Are you looking to refinance? Want to save money every month? Interest rates are probably lower than when you bought your home, but do you qualify for them? Here are 4 things which have the biggest impact on the mortgage rate you receive:

-Your Credit Rating
Your personal credit score play a huge role in determining your mortgage rates. Credit scores affect your chance of being approved or denied a refinancing, the terms and conditions of the loan, and the interest rate.

Request a free credit report from each of the major 3 reporting agencies every year. Carefully take your time and review every line of these reports for inaccuracies and discrepancies. For example, if a bankruptcy is showing on your rating, yet is over 7 years old, that information should not be coming up in your report. This would be a great example of why knowing and being familiar with your credit report is very important.

Payment history is the biggest factor in determining a credit score. Homeowners who have been making regular, on time, payments, should only have positive gains in their credit rating. Some other things which may be accounted for are how much you owe in debts, how many credit inquiries on your file, your income, and how long your credit history goes back for.

-Your Mortgage Payment History
Refinancing a mortgage with a bad credit score is not impossible, or even as hard, as it seems. Typically, homeowners, regardless of credit, can save money through mortgage refinancing if they have been able to pay every home loan payment on time and in full. Your chances are even better if you have made payments which are more than the minimum required, or earlier than the due date. Mortgage lenders and banks will see that when it comes to your home, you are perfect on payments, and are much less of a risk. This can help you get the approval you need, at good interest rates, even with less than desirable credit.

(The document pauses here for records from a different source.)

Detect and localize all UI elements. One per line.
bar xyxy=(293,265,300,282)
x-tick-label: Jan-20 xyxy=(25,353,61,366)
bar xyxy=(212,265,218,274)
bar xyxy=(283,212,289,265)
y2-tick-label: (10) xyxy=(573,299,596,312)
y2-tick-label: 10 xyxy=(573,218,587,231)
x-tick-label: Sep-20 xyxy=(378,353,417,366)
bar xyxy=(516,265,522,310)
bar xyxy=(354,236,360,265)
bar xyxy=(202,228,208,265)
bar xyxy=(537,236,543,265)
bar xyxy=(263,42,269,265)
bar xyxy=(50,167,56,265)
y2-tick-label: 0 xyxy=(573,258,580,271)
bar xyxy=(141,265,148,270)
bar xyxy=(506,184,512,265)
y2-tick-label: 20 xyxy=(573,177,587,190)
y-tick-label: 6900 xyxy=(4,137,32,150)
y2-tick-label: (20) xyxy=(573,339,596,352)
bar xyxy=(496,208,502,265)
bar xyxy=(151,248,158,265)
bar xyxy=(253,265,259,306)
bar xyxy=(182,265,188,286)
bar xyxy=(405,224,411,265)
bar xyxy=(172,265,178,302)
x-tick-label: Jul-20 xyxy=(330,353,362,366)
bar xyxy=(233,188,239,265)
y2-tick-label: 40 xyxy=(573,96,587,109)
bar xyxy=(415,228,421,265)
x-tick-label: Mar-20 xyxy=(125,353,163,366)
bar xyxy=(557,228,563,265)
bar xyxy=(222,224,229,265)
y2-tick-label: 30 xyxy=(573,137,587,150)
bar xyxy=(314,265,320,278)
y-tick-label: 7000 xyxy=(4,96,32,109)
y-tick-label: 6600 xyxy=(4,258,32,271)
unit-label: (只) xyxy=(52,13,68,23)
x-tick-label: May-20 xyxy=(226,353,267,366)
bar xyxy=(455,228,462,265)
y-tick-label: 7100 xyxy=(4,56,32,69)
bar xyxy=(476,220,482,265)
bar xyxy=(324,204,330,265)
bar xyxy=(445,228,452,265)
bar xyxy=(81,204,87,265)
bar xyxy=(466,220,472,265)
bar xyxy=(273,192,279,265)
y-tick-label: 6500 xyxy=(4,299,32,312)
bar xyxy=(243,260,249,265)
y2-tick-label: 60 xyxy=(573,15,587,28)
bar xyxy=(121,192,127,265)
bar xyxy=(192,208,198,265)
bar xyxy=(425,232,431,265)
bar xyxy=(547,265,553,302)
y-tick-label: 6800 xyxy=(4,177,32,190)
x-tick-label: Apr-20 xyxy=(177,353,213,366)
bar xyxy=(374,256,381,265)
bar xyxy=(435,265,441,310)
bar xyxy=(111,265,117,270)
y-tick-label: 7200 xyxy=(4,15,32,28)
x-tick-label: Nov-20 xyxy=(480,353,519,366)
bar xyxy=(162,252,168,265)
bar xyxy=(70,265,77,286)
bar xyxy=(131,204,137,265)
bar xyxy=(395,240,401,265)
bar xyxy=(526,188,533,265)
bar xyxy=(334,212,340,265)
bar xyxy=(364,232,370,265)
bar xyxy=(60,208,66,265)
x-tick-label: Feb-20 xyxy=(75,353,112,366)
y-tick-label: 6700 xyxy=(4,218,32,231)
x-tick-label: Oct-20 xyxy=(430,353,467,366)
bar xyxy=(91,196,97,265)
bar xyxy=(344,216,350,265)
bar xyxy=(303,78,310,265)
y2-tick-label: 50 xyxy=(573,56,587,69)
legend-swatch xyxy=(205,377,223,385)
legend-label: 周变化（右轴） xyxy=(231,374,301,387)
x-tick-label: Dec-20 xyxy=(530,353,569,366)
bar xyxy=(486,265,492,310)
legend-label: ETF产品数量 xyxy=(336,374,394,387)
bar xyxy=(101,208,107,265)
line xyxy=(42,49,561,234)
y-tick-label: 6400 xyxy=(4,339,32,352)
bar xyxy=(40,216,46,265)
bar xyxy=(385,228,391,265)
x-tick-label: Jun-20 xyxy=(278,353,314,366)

-The Amount Due on your Current Mortgage
The balance remaining on your existing mortgage, plays a role in determining your mortgage rates. Say you are over 50% paid on your mortgage, with full and on time payment history, you are nearly guaranteed a refinancing opportunity into a lower, money saving, interest rate. Homeowners wishing to refinance a newer home loan will face more questions and scrutiny from mortgage lenders and banks. They will wish to know everything about your current finances, potential plans, and want copies of as many financial documents as possible. This is understandable as the mortgage lender or bank will be facing more financial loss by taking on newer home loans for refinancing.

-The Mortgage Lender
The mortgage lender probably is the second biggest factor in determining your mortgage interest rates. Some of the bigger mortgage lenders and banks have the size, resources, and experience needed to obtain the lowest mortgage rates possible. The big lenders can afford to take on a little more risk, and negotiate a little on the terms, rates, and conditions of the home loan refinancing. Although, without a decent credit history, getting approved for refinancing from the larger companies can be harder, especially for new home loans with little to lose. Smaller companies on the other hand tend to take less chances with their limited funding, and offer extremely competitive rates to qualified homeowners. Your personal situation will determine the best lender for you.